Corbella (Santa Cruz de Tenerife, 1959) has read his speech ‘A sea of ??words’ to occupy the ‘d’ chair of the learned house and has been welcomed on behalf of the corporation by academic Pedro Álvarez de Miranda. The new academic considers this income “a triple recognition”.

“First, as a Canarian, because it is a reaffirmation of pan-Hispanism; second, as a lexicographer, because the research work that I have been doing for 30 years is recognized; and third, as a woman.” “I hope that at some point the fact of being a woman will not be the news when you enter, but precisely the fact of the investigation or the baggage that you carry behind you, but references are still needed,” she remarked.

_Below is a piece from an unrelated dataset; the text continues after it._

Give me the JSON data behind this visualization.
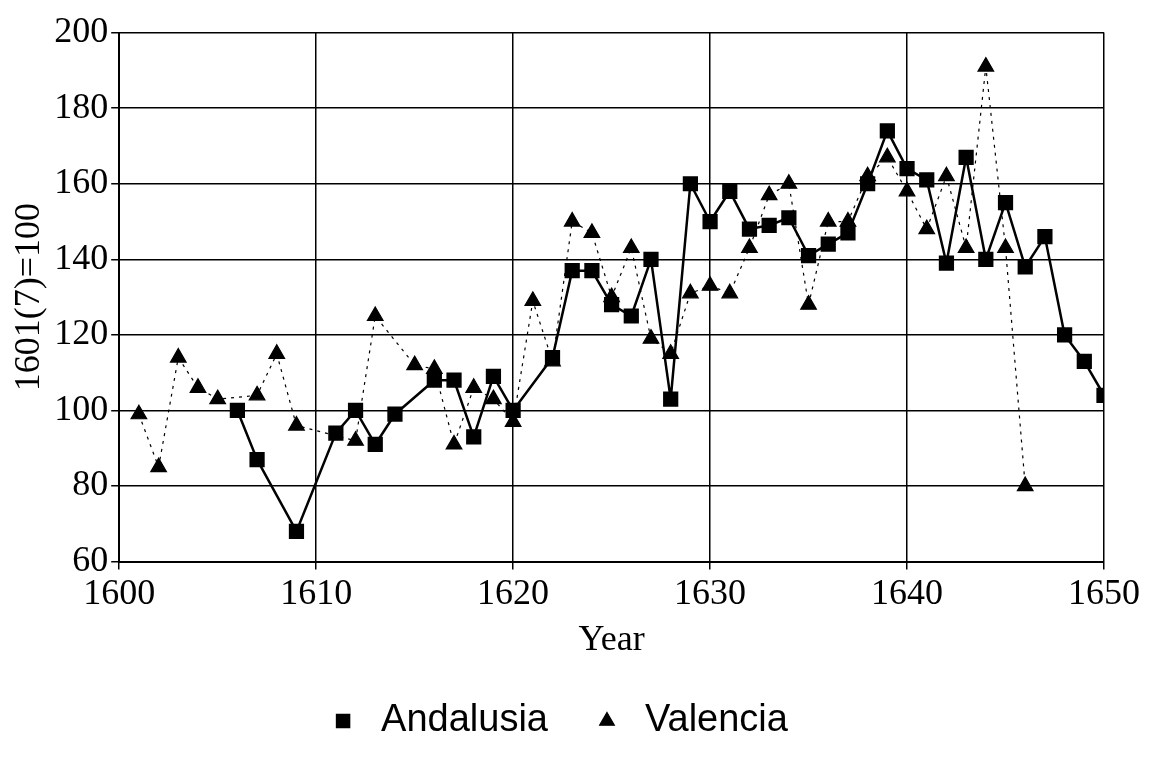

In her speech, the philologist has influenced her work on the analysis of the dialectal lexicon, specifically in the Canary Islands. “For the Canaries, the language and words have united us both to the Peninsula and to America and thus we have overcome the concept of island: we are like a bridge between the peninsular and the American and words have helped to create a union”, he remarked she.

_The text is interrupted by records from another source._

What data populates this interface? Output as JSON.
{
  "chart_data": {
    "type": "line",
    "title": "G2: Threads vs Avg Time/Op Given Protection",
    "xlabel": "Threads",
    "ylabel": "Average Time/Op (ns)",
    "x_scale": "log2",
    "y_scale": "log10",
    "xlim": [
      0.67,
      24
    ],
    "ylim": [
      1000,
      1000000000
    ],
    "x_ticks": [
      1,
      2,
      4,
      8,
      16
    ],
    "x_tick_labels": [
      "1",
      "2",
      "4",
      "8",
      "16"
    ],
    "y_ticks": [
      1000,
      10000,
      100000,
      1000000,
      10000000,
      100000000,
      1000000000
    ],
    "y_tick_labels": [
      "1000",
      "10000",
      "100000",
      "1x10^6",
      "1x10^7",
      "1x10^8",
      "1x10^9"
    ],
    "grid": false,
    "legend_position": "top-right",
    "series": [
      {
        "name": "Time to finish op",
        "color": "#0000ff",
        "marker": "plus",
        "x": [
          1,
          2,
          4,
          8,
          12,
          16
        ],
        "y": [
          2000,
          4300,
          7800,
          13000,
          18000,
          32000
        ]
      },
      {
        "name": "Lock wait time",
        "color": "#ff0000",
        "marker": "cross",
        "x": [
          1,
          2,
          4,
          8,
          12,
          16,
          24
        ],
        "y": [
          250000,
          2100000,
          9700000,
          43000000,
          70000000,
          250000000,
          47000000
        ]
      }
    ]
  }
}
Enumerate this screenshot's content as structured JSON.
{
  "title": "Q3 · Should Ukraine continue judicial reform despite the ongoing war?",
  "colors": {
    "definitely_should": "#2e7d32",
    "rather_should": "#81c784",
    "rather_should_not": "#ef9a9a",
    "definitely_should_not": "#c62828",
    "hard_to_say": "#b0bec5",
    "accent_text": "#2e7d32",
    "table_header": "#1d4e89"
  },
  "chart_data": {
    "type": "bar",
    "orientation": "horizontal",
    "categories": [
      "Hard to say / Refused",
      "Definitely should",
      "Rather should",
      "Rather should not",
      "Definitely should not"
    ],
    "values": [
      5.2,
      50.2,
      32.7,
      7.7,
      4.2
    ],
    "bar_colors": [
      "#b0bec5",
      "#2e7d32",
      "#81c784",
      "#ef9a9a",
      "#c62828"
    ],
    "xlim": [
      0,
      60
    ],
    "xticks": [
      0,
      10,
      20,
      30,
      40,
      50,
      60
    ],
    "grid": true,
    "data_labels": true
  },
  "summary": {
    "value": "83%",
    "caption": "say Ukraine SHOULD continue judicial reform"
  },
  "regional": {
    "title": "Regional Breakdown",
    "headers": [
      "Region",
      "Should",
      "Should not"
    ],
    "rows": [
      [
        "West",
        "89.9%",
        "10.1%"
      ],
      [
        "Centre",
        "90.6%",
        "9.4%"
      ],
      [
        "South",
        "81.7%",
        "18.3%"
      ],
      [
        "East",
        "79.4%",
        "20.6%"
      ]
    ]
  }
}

After several years of work around the collection and analysis of the Canarian lexicon, the philologist acknowledges that there are “many” words at risk of extinction. “Especially in the lexicon of agriculture or the maritime lexicon, where all that terminology that was used tends to disappear due to the replacement of machines: it is logical, because society is changing,” she pointed out.

Corbella also rejects any type of “discrimination” due to the accent in speech. “I think that it is a wealth of society: from a Cuban, to a Colombian, going through the Canarian, the Andalusian or the Extremaduran, we all speak the same language with their own varieties and that is what must be accepted,” he remarked. .

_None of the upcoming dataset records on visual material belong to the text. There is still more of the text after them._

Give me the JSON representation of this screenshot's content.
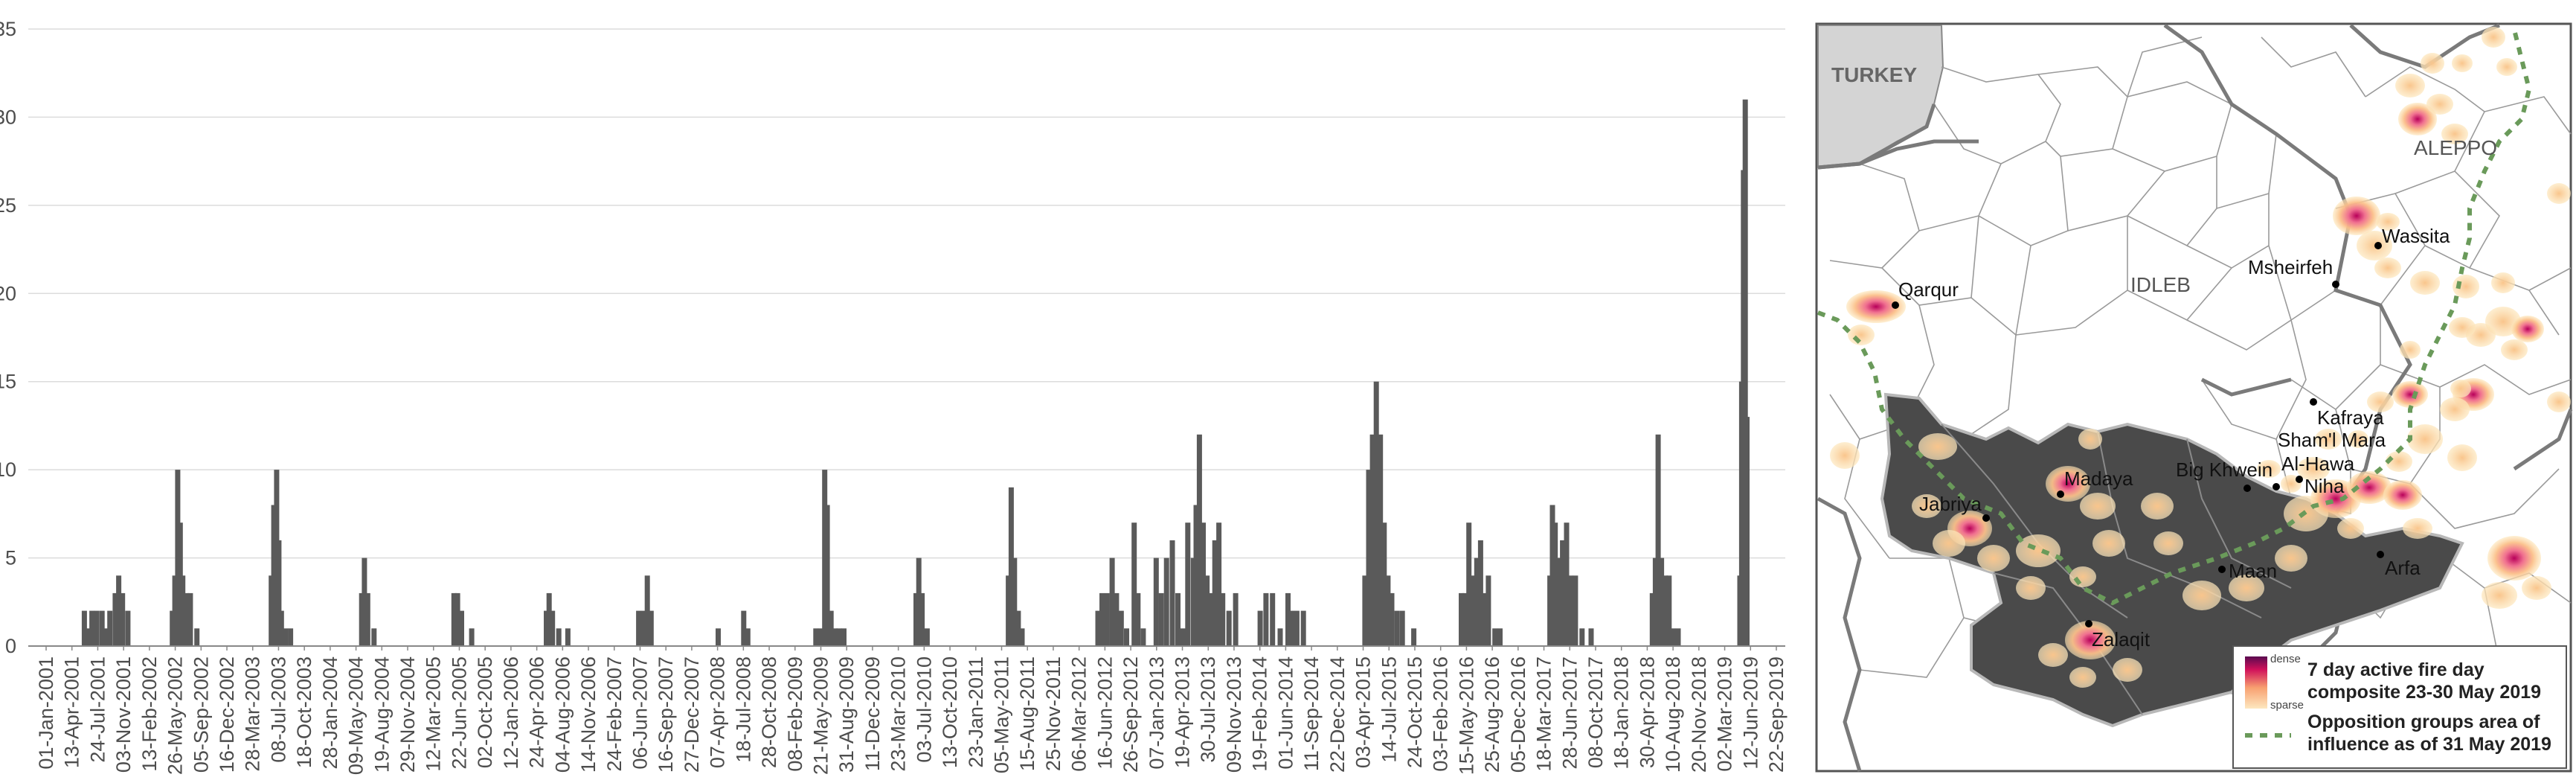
{
  "chart_data": {
    "type": "bar",
    "ylim": [
      0,
      35
    ],
    "yticks": [
      0,
      5,
      10,
      15,
      20,
      25,
      30,
      35
    ],
    "grid": true,
    "xtick_labels": [
      "01-Jan-2001",
      "13-Apr-2001",
      "24-Jul-2001",
      "03-Nov-2001",
      "13-Feb-2002",
      "26-May-2002",
      "05-Sep-2002",
      "16-Dec-2002",
      "28-Mar-2003",
      "08-Jul-2003",
      "18-Oct-2003",
      "28-Jan-2004",
      "09-May-2004",
      "19-Aug-2004",
      "29-Nov-2004",
      "12-Mar-2005",
      "22-Jun-2005",
      "02-Oct-2005",
      "12-Jan-2006",
      "24-Apr-2006",
      "04-Aug-2006",
      "14-Nov-2006",
      "24-Feb-2007",
      "06-Jun-2007",
      "16-Sep-2007",
      "27-Dec-2007",
      "07-Apr-2008",
      "18-Jul-2008",
      "28-Oct-2008",
      "08-Feb-2009",
      "21-May-2009",
      "31-Aug-2009",
      "11-Dec-2009",
      "23-Mar-2010",
      "03-Jul-2010",
      "13-Oct-2010",
      "23-Jan-2011",
      "05-May-2011",
      "15-Aug-2011",
      "25-Nov-2011",
      "06-Mar-2012",
      "16-Jun-2012",
      "26-Sep-2012",
      "07-Jan-2013",
      "19-Apr-2013",
      "30-Jul-2013",
      "09-Nov-2013",
      "19-Feb-2014",
      "01-Jun-2014",
      "11-Sep-2014",
      "22-Dec-2014",
      "03-Apr-2015",
      "14-Jul-2015",
      "24-Oct-2015",
      "03-Feb-2016",
      "15-May-2016",
      "25-Aug-2016",
      "05-Dec-2016",
      "18-Mar-2017",
      "28-Jun-2017",
      "08-Oct-2017",
      "18-Jan-2018",
      "30-Apr-2018",
      "10-Aug-2018",
      "20-Nov-2018",
      "02-Mar-2019",
      "12-Jun-2019",
      "22-Sep-2019"
    ],
    "x_start": "01-Jan-2001",
    "x_end": "22-Sep-2019",
    "bars": [
      {
        "x": "2001-06-01",
        "y": 2
      },
      {
        "x": "2001-06-15",
        "y": 1
      },
      {
        "x": "2001-07-01",
        "y": 2
      },
      {
        "x": "2001-07-20",
        "y": 2
      },
      {
        "x": "2001-08-10",
        "y": 2
      },
      {
        "x": "2001-08-25",
        "y": 1
      },
      {
        "x": "2001-09-10",
        "y": 2
      },
      {
        "x": "2001-10-01",
        "y": 3
      },
      {
        "x": "2001-10-15",
        "y": 4
      },
      {
        "x": "2001-10-30",
        "y": 3
      },
      {
        "x": "2001-11-20",
        "y": 2
      },
      {
        "x": "2002-05-15",
        "y": 2
      },
      {
        "x": "2002-05-25",
        "y": 4
      },
      {
        "x": "2002-06-05",
        "y": 10
      },
      {
        "x": "2002-06-15",
        "y": 7
      },
      {
        "x": "2002-06-25",
        "y": 4
      },
      {
        "x": "2002-07-10",
        "y": 3
      },
      {
        "x": "2002-07-25",
        "y": 3
      },
      {
        "x": "2002-08-20",
        "y": 1
      },
      {
        "x": "2003-06-10",
        "y": 4
      },
      {
        "x": "2003-06-20",
        "y": 8
      },
      {
        "x": "2003-07-01",
        "y": 10
      },
      {
        "x": "2003-07-10",
        "y": 6
      },
      {
        "x": "2003-07-20",
        "y": 2
      },
      {
        "x": "2003-08-05",
        "y": 1
      },
      {
        "x": "2003-08-25",
        "y": 1
      },
      {
        "x": "2004-06-01",
        "y": 3
      },
      {
        "x": "2004-06-12",
        "y": 5
      },
      {
        "x": "2004-06-25",
        "y": 3
      },
      {
        "x": "2004-07-20",
        "y": 1
      },
      {
        "x": "2005-06-01",
        "y": 3
      },
      {
        "x": "2005-06-15",
        "y": 3
      },
      {
        "x": "2005-07-01",
        "y": 2
      },
      {
        "x": "2005-08-10",
        "y": 1
      },
      {
        "x": "2006-06-01",
        "y": 2
      },
      {
        "x": "2006-06-12",
        "y": 3
      },
      {
        "x": "2006-06-25",
        "y": 2
      },
      {
        "x": "2006-07-20",
        "y": 1
      },
      {
        "x": "2006-08-25",
        "y": 1
      },
      {
        "x": "2007-06-01",
        "y": 2
      },
      {
        "x": "2007-06-20",
        "y": 2
      },
      {
        "x": "2007-07-05",
        "y": 4
      },
      {
        "x": "2007-07-20",
        "y": 2
      },
      {
        "x": "2008-04-10",
        "y": 1
      },
      {
        "x": "2008-07-20",
        "y": 2
      },
      {
        "x": "2008-08-05",
        "y": 1
      },
      {
        "x": "2009-05-01",
        "y": 1
      },
      {
        "x": "2009-05-20",
        "y": 1
      },
      {
        "x": "2009-06-05",
        "y": 10
      },
      {
        "x": "2009-06-15",
        "y": 8
      },
      {
        "x": "2009-06-30",
        "y": 2
      },
      {
        "x": "2009-07-15",
        "y": 1
      },
      {
        "x": "2009-08-01",
        "y": 1
      },
      {
        "x": "2009-08-20",
        "y": 1
      },
      {
        "x": "2010-06-01",
        "y": 3
      },
      {
        "x": "2010-06-12",
        "y": 5
      },
      {
        "x": "2010-06-25",
        "y": 3
      },
      {
        "x": "2010-07-15",
        "y": 1
      },
      {
        "x": "2011-06-01",
        "y": 4
      },
      {
        "x": "2011-06-12",
        "y": 9
      },
      {
        "x": "2011-06-25",
        "y": 5
      },
      {
        "x": "2011-07-10",
        "y": 2
      },
      {
        "x": "2011-07-25",
        "y": 1
      },
      {
        "x": "2012-05-20",
        "y": 2
      },
      {
        "x": "2012-06-05",
        "y": 3
      },
      {
        "x": "2012-06-25",
        "y": 3
      },
      {
        "x": "2012-07-15",
        "y": 5
      },
      {
        "x": "2012-08-01",
        "y": 3
      },
      {
        "x": "2012-08-20",
        "y": 2
      },
      {
        "x": "2012-09-10",
        "y": 1
      },
      {
        "x": "2012-10-10",
        "y": 7
      },
      {
        "x": "2012-10-25",
        "y": 3
      },
      {
        "x": "2012-11-15",
        "y": 1
      },
      {
        "x": "2013-01-05",
        "y": 5
      },
      {
        "x": "2013-01-25",
        "y": 3
      },
      {
        "x": "2013-02-15",
        "y": 5
      },
      {
        "x": "2013-03-10",
        "y": 6
      },
      {
        "x": "2013-04-01",
        "y": 3
      },
      {
        "x": "2013-04-20",
        "y": 1
      },
      {
        "x": "2013-05-10",
        "y": 7
      },
      {
        "x": "2013-06-01",
        "y": 5
      },
      {
        "x": "2013-06-12",
        "y": 8
      },
      {
        "x": "2013-06-25",
        "y": 12
      },
      {
        "x": "2013-07-10",
        "y": 7
      },
      {
        "x": "2013-07-25",
        "y": 4
      },
      {
        "x": "2013-08-10",
        "y": 3
      },
      {
        "x": "2013-08-25",
        "y": 6
      },
      {
        "x": "2013-09-10",
        "y": 7
      },
      {
        "x": "2013-09-25",
        "y": 3
      },
      {
        "x": "2013-10-20",
        "y": 2
      },
      {
        "x": "2013-11-15",
        "y": 3
      },
      {
        "x": "2014-02-20",
        "y": 2
      },
      {
        "x": "2014-03-15",
        "y": 3
      },
      {
        "x": "2014-04-10",
        "y": 3
      },
      {
        "x": "2014-05-10",
        "y": 1
      },
      {
        "x": "2014-06-10",
        "y": 3
      },
      {
        "x": "2014-06-25",
        "y": 2
      },
      {
        "x": "2014-07-15",
        "y": 2
      },
      {
        "x": "2014-08-10",
        "y": 2
      },
      {
        "x": "2015-04-10",
        "y": 4
      },
      {
        "x": "2015-04-25",
        "y": 10
      },
      {
        "x": "2015-05-10",
        "y": 12
      },
      {
        "x": "2015-05-25",
        "y": 15
      },
      {
        "x": "2015-06-10",
        "y": 12
      },
      {
        "x": "2015-06-25",
        "y": 7
      },
      {
        "x": "2015-07-10",
        "y": 4
      },
      {
        "x": "2015-07-25",
        "y": 3
      },
      {
        "x": "2015-08-15",
        "y": 2
      },
      {
        "x": "2015-09-05",
        "y": 2
      },
      {
        "x": "2015-10-20",
        "y": 1
      },
      {
        "x": "2016-04-25",
        "y": 3
      },
      {
        "x": "2016-05-10",
        "y": 3
      },
      {
        "x": "2016-05-25",
        "y": 7
      },
      {
        "x": "2016-06-10",
        "y": 4
      },
      {
        "x": "2016-06-25",
        "y": 5
      },
      {
        "x": "2016-07-10",
        "y": 6
      },
      {
        "x": "2016-07-25",
        "y": 3
      },
      {
        "x": "2016-08-10",
        "y": 4
      },
      {
        "x": "2016-09-05",
        "y": 1
      },
      {
        "x": "2016-09-25",
        "y": 1
      },
      {
        "x": "2017-04-10",
        "y": 4
      },
      {
        "x": "2017-04-20",
        "y": 8
      },
      {
        "x": "2017-05-01",
        "y": 7
      },
      {
        "x": "2017-05-15",
        "y": 5
      },
      {
        "x": "2017-05-30",
        "y": 6
      },
      {
        "x": "2017-06-15",
        "y": 7
      },
      {
        "x": "2017-07-01",
        "y": 4
      },
      {
        "x": "2017-07-20",
        "y": 4
      },
      {
        "x": "2017-08-15",
        "y": 1
      },
      {
        "x": "2017-09-20",
        "y": 1
      },
      {
        "x": "2018-05-20",
        "y": 3
      },
      {
        "x": "2018-06-01",
        "y": 5
      },
      {
        "x": "2018-06-12",
        "y": 12
      },
      {
        "x": "2018-06-25",
        "y": 5
      },
      {
        "x": "2018-07-10",
        "y": 4
      },
      {
        "x": "2018-07-25",
        "y": 4
      },
      {
        "x": "2018-08-10",
        "y": 1
      },
      {
        "x": "2018-08-30",
        "y": 1
      },
      {
        "x": "2019-05-01",
        "y": 4
      },
      {
        "x": "2019-05-08",
        "y": 15
      },
      {
        "x": "2019-05-15",
        "y": 27
      },
      {
        "x": "2019-05-22",
        "y": 31
      },
      {
        "x": "2019-05-29",
        "y": 13
      }
    ]
  },
  "map": {
    "regions": [
      {
        "label": "TURKEY"
      },
      {
        "label": "IDLEB"
      },
      {
        "label": "ALEPPO"
      }
    ],
    "places": [
      {
        "label": "Qarqur"
      },
      {
        "label": "Msheirfeh"
      },
      {
        "label": "Wassita"
      },
      {
        "label": "Kafraya"
      },
      {
        "label": "Sham'l Mara"
      },
      {
        "label": "Big Khwein"
      },
      {
        "label": "Al-Hawa"
      },
      {
        "label": "Niha"
      },
      {
        "label": "Madaya"
      },
      {
        "label": "Jabriya"
      },
      {
        "label": "Maan"
      },
      {
        "label": "Arfa"
      },
      {
        "label": "Zalaqit"
      }
    ],
    "legend": {
      "gradient_top": "dense",
      "gradient_bottom": "sparse",
      "fire_label_line1": "7 day active fire day",
      "fire_label_line2": "composite 23-30 May 2019",
      "opposition_label_line1": "Opposition groups area of",
      "opposition_label_line2": "influence as of 31 May 2019"
    },
    "colors": {
      "opposition_area": "#4a4a4a",
      "opposition_line": "#6a9a5a",
      "turkey": "#d4d4d4",
      "fire_dense": "#c0145a",
      "fire_sparse": "#fde3b0"
    }
  }
}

Professor of Romance Philology at the University of La Laguna, regrets that reading is being “abandoned” among the students of the new generations. “Many times the same students do not write well, you have to have a lot of influence on that and then also on the contents, because sometimes they believe that these are superfluous. Quite the contrary: a philological training and a strong classical discipline is sometimes necessary to simply be able to reading a math problem”, he concluded.

The Plenary of the Royal Spanish Academy elected Dolores Corbella as an academic in the session of February 17, 2022. Her candidacy was presented by the academics Emilio Lledó, José Antonio Pascual and Carme Riera. Corbella has come to take possession of the ‘d’ chair, vacant since the death of Francisco Rodríguez Adrados on July 21, 2020.